The Castlefield Bowl (originally the Castlefield Events Arena and formerly the Castlefield Arena) is an outdoor events pavilion in the inner city conservation area of Castlefield in Manchester in North West England. The arena is often used for food festivals and music events.

The arena has played host to New Order, The Last Shadow Puppets, Bloc Party, The Strypes, Catfish and the Bottlemen, Noel Gallagher and The Courteeners. The Stone Roses frontman Ian Brown headlined New Years' Eve 1999, the first show at the pavilion.

In 2010, the arena was used as a Hyundai Fan Park showing all football matches from the 2010 FIFA World Cup.

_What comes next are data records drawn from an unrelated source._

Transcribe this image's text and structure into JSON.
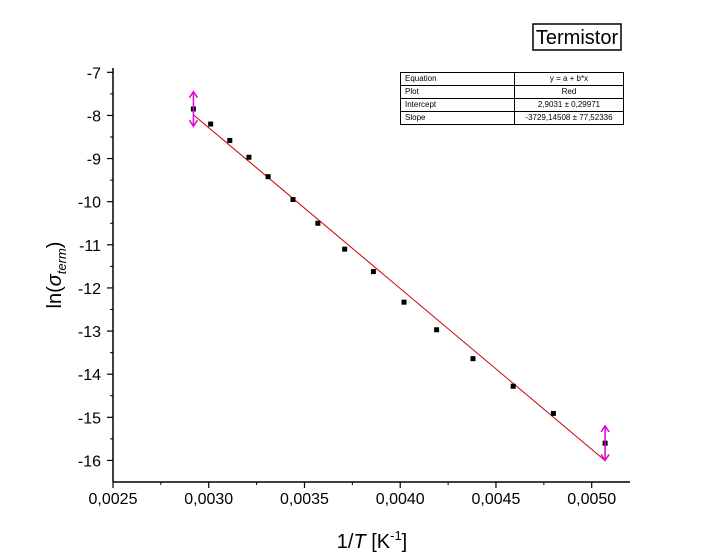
{
  "chart_data": {
    "type": "scatter",
    "title": "Termistor",
    "xlabel_pre": "1/",
    "xlabel_var": "T",
    "xlabel_unit_pre": " [K",
    "xlabel_unit_sup": "-1",
    "xlabel_unit_post": "]",
    "ylabel_pre": "ln(",
    "ylabel_sigma": "σ",
    "ylabel_sub": "term",
    "ylabel_post": ")",
    "xlim": [
      0.0025,
      0.0052
    ],
    "ylim": [
      -16.5,
      -6.9
    ],
    "xticks": [
      0.0025,
      0.003,
      0.0035,
      0.004,
      0.0045,
      0.005
    ],
    "xtick_labels": [
      "0,0025",
      "0,0030",
      "0,0035",
      "0,0040",
      "0,0045",
      "0,0050"
    ],
    "yticks": [
      -16,
      -15,
      -14,
      -13,
      -12,
      -11,
      -10,
      -9,
      -8,
      -7
    ],
    "ytick_labels": [
      "-16",
      "-15",
      "-14",
      "-13",
      "-12",
      "-11",
      "-10",
      "-9",
      "-8",
      "-7"
    ],
    "points": [
      [
        0.00292,
        -7.85
      ],
      [
        0.00301,
        -8.2
      ],
      [
        0.00311,
        -8.58
      ],
      [
        0.00321,
        -8.97
      ],
      [
        0.00331,
        -9.42
      ],
      [
        0.00344,
        -9.95
      ],
      [
        0.00357,
        -10.5
      ],
      [
        0.00371,
        -11.1
      ],
      [
        0.00386,
        -11.62
      ],
      [
        0.00402,
        -12.33
      ],
      [
        0.00419,
        -12.97
      ],
      [
        0.00438,
        -13.64
      ],
      [
        0.00459,
        -14.28
      ],
      [
        0.0048,
        -14.91
      ],
      [
        0.00507,
        -15.6
      ]
    ],
    "fit": {
      "intercept": 2.9031,
      "slope": -3729.14508,
      "x_range": [
        0.00292,
        0.00507
      ],
      "color": "#cc0000"
    },
    "error_bars": [
      {
        "x": 0.00292,
        "y": -7.85,
        "low": -8.25,
        "high": -7.45
      },
      {
        "x": 0.00507,
        "y": -15.6,
        "low": -16.0,
        "high": -15.2
      }
    ],
    "error_bar_color": "#e000e0",
    "fit_table": [
      {
        "key": "Equation",
        "value": "y = a + b*x"
      },
      {
        "key": "Plot",
        "value": "Red"
      },
      {
        "key": "Intercept",
        "value": "2,9031 ± 0,29971"
      },
      {
        "key": "Slope",
        "value": "-3729,14508 ± 77,52336"
      }
    ]
  }
}
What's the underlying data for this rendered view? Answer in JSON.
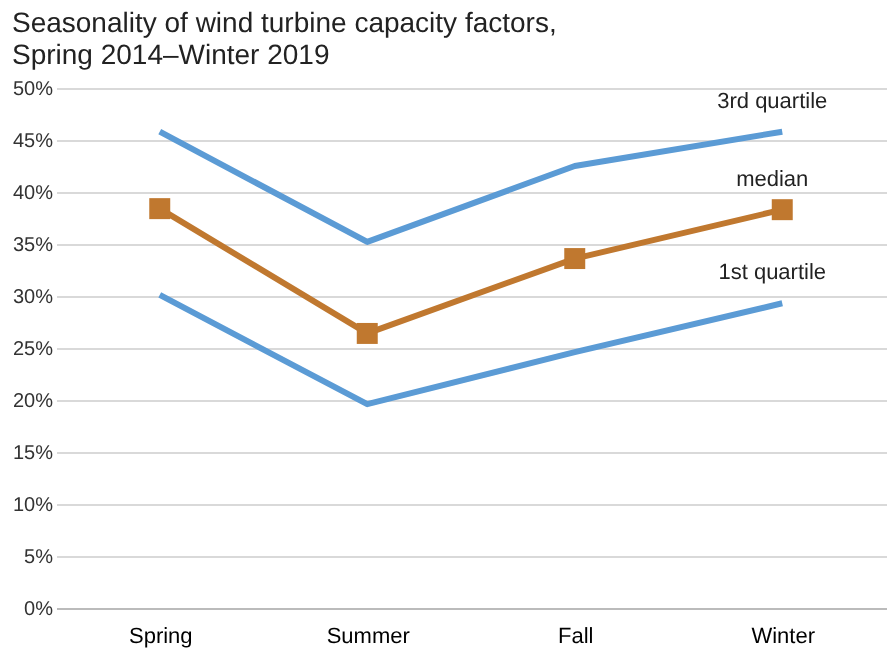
{
  "chart_data": {
    "type": "line",
    "title": [
      "Seasonality of wind turbine capacity factors,",
      "Spring 2014–Winter 2019"
    ],
    "categories": [
      "Spring",
      "Summer",
      "Fall",
      "Winter"
    ],
    "series": [
      {
        "name": "3rd quartile",
        "color": "#5b9bd5",
        "values": [
          45.8,
          35.2,
          42.5,
          45.8
        ],
        "marker": "none"
      },
      {
        "name": "median",
        "color": "#c0782f",
        "values": [
          38.4,
          26.4,
          33.6,
          38.3
        ],
        "marker": "square"
      },
      {
        "name": "1st quartile",
        "color": "#5b9bd5",
        "values": [
          30.1,
          19.6,
          24.6,
          29.3
        ],
        "marker": "none"
      }
    ],
    "ylim": [
      0,
      50
    ],
    "yticks": [
      {
        "value": 0,
        "label": "0%"
      },
      {
        "value": 5,
        "label": "5%"
      },
      {
        "value": 10,
        "label": "10%"
      },
      {
        "value": 15,
        "label": "15%"
      },
      {
        "value": 20,
        "label": "20%"
      },
      {
        "value": 25,
        "label": "25%"
      },
      {
        "value": 30,
        "label": "30%"
      },
      {
        "value": 35,
        "label": "35%"
      },
      {
        "value": 40,
        "label": "40%"
      },
      {
        "value": 45,
        "label": "45%"
      },
      {
        "value": 50,
        "label": "50%"
      }
    ],
    "grid": "y"
  }
}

In 2017, it played host to the city's 'Sounds Of The City' series of shows. Artists to perform included Arcade Fire, Blossoms, James, The Verve and Blink 182. Shed Seven, Hacienda Classical, Rag'n'Bone Man, Paul Heaton and Jacqui Abbott, and The Levellers played in 2018.

The National, Kylie Minogue and Bloc Party performed there in July 2019. Sounds of the City 2021 featured Crowded House, Foals, Lewis Capaldi, The Streets, Kaiser Chiefs, Razorlight, DMA's and Paul Heaton & Jacqui Abbott.